The matter will be heard further on April 11.
Shah was earlier asked by the court to prove how Sharma destroyed the CD, in order for the latter to be made an accused for destruction of evidence, after Shah moved an application alleging that Sharma had misplaced the original CD.
He had told the court that the CD containing important call details of state functionaries during the riots was misplaced and instead a duplicate CD was submitted on October 30, 2004 before the Nanavati Commission probing the riots.
Replying to the notice issued by the court on Shah's plea, Sharma had earlier said that it was "erroneous", an attempt to "delay the trials" and "deserves to be dismissed."
He also said that the existence of the CD would not have been known had he not told the Commission about it in 2004.
Sharma, a 1992-batch IPS officer, had voluntarily retired from service in 2015.
As the then deputy commissioner of police in the state control room in 2002, he had assisted police, for a brief period, in the investigation of the riots and had made a CD of call records of some important officers and leaders.

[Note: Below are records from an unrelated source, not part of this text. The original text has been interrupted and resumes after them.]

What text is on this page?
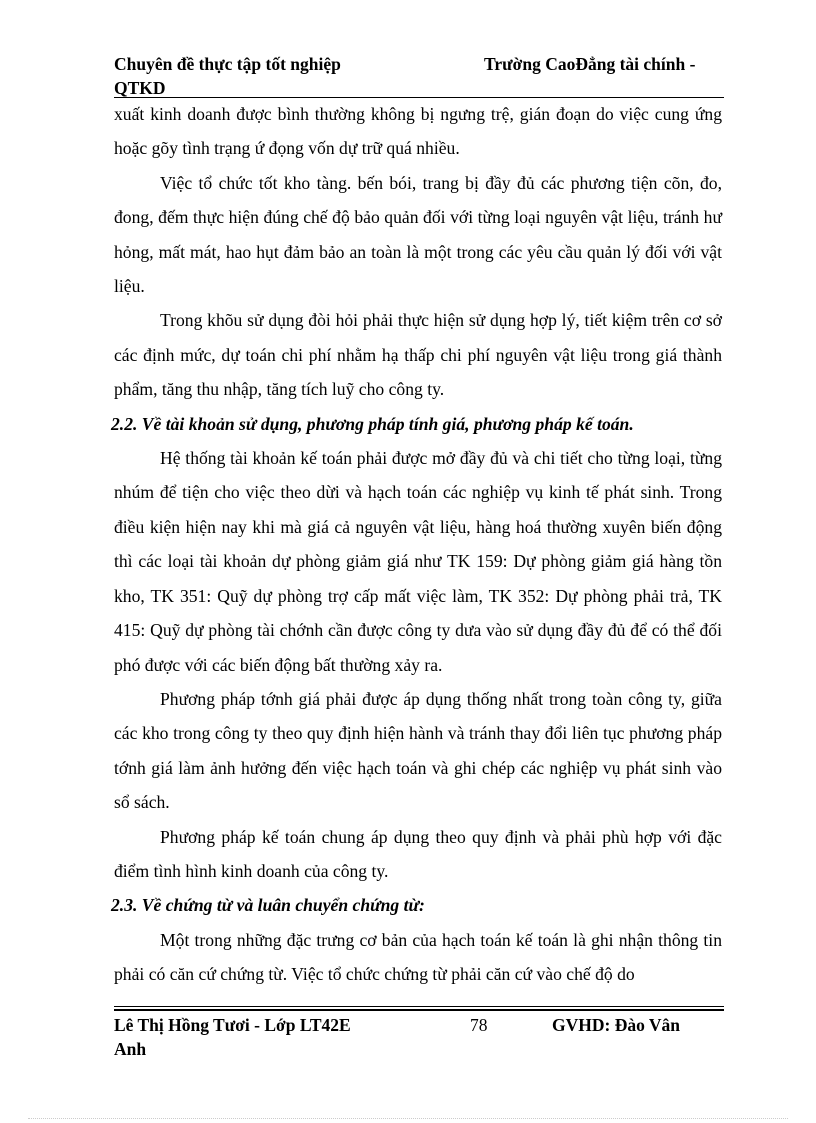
Chuyên đề thực tập tốt nghiệp	Trường CaoĐẳng tài chính -
QTKD

xuất kinh doanh được bình thường không bị ngưng trệ, gián đoạn do việc cung ứng hoặc gõy tình trạng ứ đọng vốn dự trữ quá nhiều.

Việc tổ chức tốt kho tàng. bến bói, trang bị đầy đủ các phương tiện cõn, đo, đong, đếm thực hiện đúng chế độ bảo quản đối với từng loại nguyên vật liệu, tránh hư hỏng, mất mát, hao hụt đảm bảo an toàn là một trong các yêu cầu quản lý đối với vật liệu.

Trong khõu sử dụng đòi hỏi phải thực hiện sử dụng hợp lý, tiết kiệm trên cơ sở các định mức, dự toán chi phí nhằm hạ thấp chi phí nguyên vật liệu trong giá thành phẩm, tăng thu nhập, tăng tích luỹ cho công ty.

2.2. Về tài khoản sử dụng, phương pháp tính giá, phương pháp kế toán.

Hệ thống tài khoản kế toán phải được mở đầy đủ và chi tiết cho từng loại, từng nhúm để tiện cho việc theo dừi và hạch toán các nghiệp vụ kinh tế phát sinh. Trong điều kiện hiện nay khi mà giá cả nguyên vật liệu, hàng hoá thường xuyên biến động thì các loại tài khoản dự phòng giảm giá như TK 159: Dự phòng giảm giá hàng tồn kho, TK 351: Quỹ dự phòng trợ cấp mất việc làm, TK 352: Dự phòng phải trả, TK 415: Quỹ dự phòng tài chớnh cần được công ty dưa vào sử dụng đầy đủ để có thể đối phó được với các biến động bất thường xảy ra.

Phương pháp tớnh giá phải được áp dụng thống nhất trong toàn công ty, giữa các kho trong công ty theo quy định hiện hành và tránh thay đổi liên tục phương pháp tớnh giá làm ảnh hưởng đến việc hạch toán và ghi chép các nghiệp vụ phát sinh vào sổ sách.

Phương pháp kế toán chung áp dụng theo quy định và phải phù hợp với đặc điểm tình hình kinh doanh của công ty.

2.3. Về chứng từ và luân chuyển chứng từ:

Một trong những đặc trưng cơ bản của hạch toán kế toán là ghi nhận thông tin phải có căn cứ chứng từ. Việc tổ chức chứng từ phải căn cứ vào chế độ do

Lê Thị Hồng Tươi - Lớp LT42E	78	GVHD: Đào Vân
Anh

Along with Sharma, Shah had also sought arraignment of then investigation officer P L Mal.
The CD, containing the call details of ministers, bureaucrats and police officers during the 2002 riots, was seen as an important piece of evidence, detailing the location of the accused in various post-Godhra riots cases, including that of Naroda Gam.
Eleven persons from the minority community were killed in the Naroda Gam locality of Ahmedabad by a mob on February 28, 2002, a day after the S-6 coach of Sabarmati Express was charred, leaving 59 people dead.
In 2009, the SIT had filed a charge-sheet in the case and arraigned 83 people as accused, including then Gujarat minister Maya Kodnani of the BJP.